Fig. 13, Fig. 14 and Fig. 15 are comparisons of the time overhead of encryption vector calculation under different vector sizes and data volumes between the lightweight biometric authentication method SELBA based on joint biometrics and other classic biometric authentication methods. Figure 13 and Figure 14 show the variation of time overhead as the amount of data increases when the vector size is 16 bits and 64 bits, respectively. Among them, the cost of the method of Zhu et al. is much higher than the method of the present invention and the method of Zhou et al. This is mainly due to the fact that the calculation process of Zhu et al.'s method contains many linear pairing operations, and the validity of tokens needs to be verified before calculation. Figure 15 shows that when the vector size increases to 256 bits, the time cost of the method of the present invention and the method of Zhou et al. under different data volumes gradually approach the method of Zhu et al. Simulation results show that, compared with other methods, the method of the present invention achieves a balance between authentication low cost and high security requirements.

It should be noted that the method of the present invention can be realized by hardware, software or a combination of software and hardware, and the hardware part can be realized by using dedicated logic; the software part can be stored in a memory, and executed by an appropriate instruction system, such as a microprocessor or a dedicated Design the hardware to execute. Those of ordinary skill in the art will understand that the above-described devices and methods can be implemented using computer-executable instructions and/or contained in processor control code, for example, on a carrier medium such as a magnetic disk, CD or DVD-ROM, such as a read-only memory Such code is provided on a programmable memory (firmware) or on a data carrier such as an optical or electronic signal carrier. The device and its modules of the present invention may be implemented by hardware circuits such as VLSI or gate arrays, semiconductors such as logic chips, transistors, etc., or programmable hardware devices such as field programmable gate arrays, programmable logic devices, etc., It can also be realized by software executed by various types of processors, or by a combination of the above-mentioned hardware circuits and software such as firmware.
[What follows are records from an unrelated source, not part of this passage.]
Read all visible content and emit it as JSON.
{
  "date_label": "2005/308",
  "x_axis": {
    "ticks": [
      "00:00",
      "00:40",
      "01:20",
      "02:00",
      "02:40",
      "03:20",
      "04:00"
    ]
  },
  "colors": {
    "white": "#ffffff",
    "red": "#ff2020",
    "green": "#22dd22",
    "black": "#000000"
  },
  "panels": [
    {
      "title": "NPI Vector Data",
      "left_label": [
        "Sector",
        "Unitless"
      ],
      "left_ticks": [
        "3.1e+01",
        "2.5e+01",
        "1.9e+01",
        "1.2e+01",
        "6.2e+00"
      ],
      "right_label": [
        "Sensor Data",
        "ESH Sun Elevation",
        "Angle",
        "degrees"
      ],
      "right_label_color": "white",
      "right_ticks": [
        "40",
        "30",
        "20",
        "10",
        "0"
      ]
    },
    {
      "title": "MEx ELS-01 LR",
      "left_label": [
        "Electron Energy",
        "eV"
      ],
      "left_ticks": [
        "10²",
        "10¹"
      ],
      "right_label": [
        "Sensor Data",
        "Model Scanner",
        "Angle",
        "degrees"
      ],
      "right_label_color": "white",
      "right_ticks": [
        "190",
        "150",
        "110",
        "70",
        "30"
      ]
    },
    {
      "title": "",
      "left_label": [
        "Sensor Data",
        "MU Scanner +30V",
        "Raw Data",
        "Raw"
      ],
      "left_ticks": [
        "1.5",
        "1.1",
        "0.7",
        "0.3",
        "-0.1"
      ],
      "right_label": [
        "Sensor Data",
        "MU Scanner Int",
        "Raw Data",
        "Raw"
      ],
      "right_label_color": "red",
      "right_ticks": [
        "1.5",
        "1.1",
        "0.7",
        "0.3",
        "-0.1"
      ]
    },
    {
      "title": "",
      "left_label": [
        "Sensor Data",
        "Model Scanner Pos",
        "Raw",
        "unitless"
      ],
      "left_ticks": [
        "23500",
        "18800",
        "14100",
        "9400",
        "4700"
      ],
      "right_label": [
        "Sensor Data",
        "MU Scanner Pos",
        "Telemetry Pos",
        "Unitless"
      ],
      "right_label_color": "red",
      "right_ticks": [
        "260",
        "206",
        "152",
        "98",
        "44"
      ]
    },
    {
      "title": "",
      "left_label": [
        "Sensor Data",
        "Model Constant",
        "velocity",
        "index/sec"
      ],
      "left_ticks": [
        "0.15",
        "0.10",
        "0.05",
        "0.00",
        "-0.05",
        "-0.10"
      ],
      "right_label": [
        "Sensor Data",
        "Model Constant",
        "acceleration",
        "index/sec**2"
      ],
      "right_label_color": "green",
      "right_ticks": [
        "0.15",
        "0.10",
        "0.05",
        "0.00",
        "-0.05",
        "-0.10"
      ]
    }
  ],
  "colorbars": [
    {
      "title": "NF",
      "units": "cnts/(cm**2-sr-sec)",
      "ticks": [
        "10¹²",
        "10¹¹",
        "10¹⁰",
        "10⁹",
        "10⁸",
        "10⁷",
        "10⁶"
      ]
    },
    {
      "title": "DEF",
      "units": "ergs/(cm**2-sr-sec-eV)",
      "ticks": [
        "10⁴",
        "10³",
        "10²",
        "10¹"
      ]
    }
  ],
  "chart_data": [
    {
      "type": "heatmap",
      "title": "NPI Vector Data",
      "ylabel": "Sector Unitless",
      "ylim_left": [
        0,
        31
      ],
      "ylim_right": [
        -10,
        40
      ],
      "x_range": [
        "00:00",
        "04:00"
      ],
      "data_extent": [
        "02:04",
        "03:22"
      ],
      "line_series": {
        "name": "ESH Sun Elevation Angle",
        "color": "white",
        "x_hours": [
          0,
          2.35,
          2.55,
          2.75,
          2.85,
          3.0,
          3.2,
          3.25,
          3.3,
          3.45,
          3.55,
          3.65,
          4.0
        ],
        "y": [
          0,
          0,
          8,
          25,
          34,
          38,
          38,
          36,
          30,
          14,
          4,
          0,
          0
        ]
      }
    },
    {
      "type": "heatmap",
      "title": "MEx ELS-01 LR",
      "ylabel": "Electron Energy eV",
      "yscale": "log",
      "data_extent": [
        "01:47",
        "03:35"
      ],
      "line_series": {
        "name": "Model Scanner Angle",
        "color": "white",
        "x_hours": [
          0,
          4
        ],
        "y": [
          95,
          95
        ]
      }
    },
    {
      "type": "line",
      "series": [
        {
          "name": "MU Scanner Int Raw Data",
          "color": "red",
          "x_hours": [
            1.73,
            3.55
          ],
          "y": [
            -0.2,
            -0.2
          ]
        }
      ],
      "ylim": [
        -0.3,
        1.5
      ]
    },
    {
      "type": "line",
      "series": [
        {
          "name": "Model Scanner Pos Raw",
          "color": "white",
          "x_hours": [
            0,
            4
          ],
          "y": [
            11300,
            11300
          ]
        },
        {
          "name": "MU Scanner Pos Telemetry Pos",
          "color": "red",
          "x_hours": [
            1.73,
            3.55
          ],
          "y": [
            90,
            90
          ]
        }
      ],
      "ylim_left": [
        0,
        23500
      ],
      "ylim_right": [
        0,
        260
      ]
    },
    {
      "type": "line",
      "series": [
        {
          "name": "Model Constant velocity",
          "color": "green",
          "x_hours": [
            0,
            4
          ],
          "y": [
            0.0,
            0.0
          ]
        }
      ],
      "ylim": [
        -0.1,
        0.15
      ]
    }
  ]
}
The above is only an embodiment of the present invention, but the scope of protection of the present invention is not limited thereto. Anyone familiar with the technical field within the technical scope disclosed in the present invention, any work done within the spirit and principles of the present invention Modifications, equivalent replacements and improvements, etc., should all be covered within the protection scope of the present invention.

Claims (10)

1. A lightweight biometric authentication method based on joint biometric identification is characterized by comprising the following steps:

s101: the trusted center TA generates a series of keys for authenticating the user U _i Generating public keys

Private key

Symmetric encryption key

And an authentication key

For registering a user R _i Generating an index build key

S102: extractor by obfuscating biometric templates v _B To construct a d-vitamin profile registryQuantity v _R And a biometric template T _i And encrypting the biological characteristic template T by using a public key of a homomorphic encryption algorithm Paillier _i ；

S103: extractor extended registration vector

To

Using registration keys

Encryption

Will be provided with

Sending the index I to a computing server CS, encrypting the index I by the computing server CS and sending the index I to a database DB;

s104: extractor extended feature vector v _A To v' _A For extended feature vector v' _A And a biometric template T _A Is encrypted and will

And E _K (T _A ) Sending to a computing server CS;

s105: the database DB receives the encryption index I and the authentication query Q _A Transforming, computing each enrollment template and authentication query Q _A The similarity between the candidate templates is sent to the computing server CS so that the computing server CS can compute the Euclidean distance

S106: three update operations are supported: addition, deletion, and modification, i.e., new user registration, existing user revocation, and updating of existing user keys and feature templates based on the revocable template module.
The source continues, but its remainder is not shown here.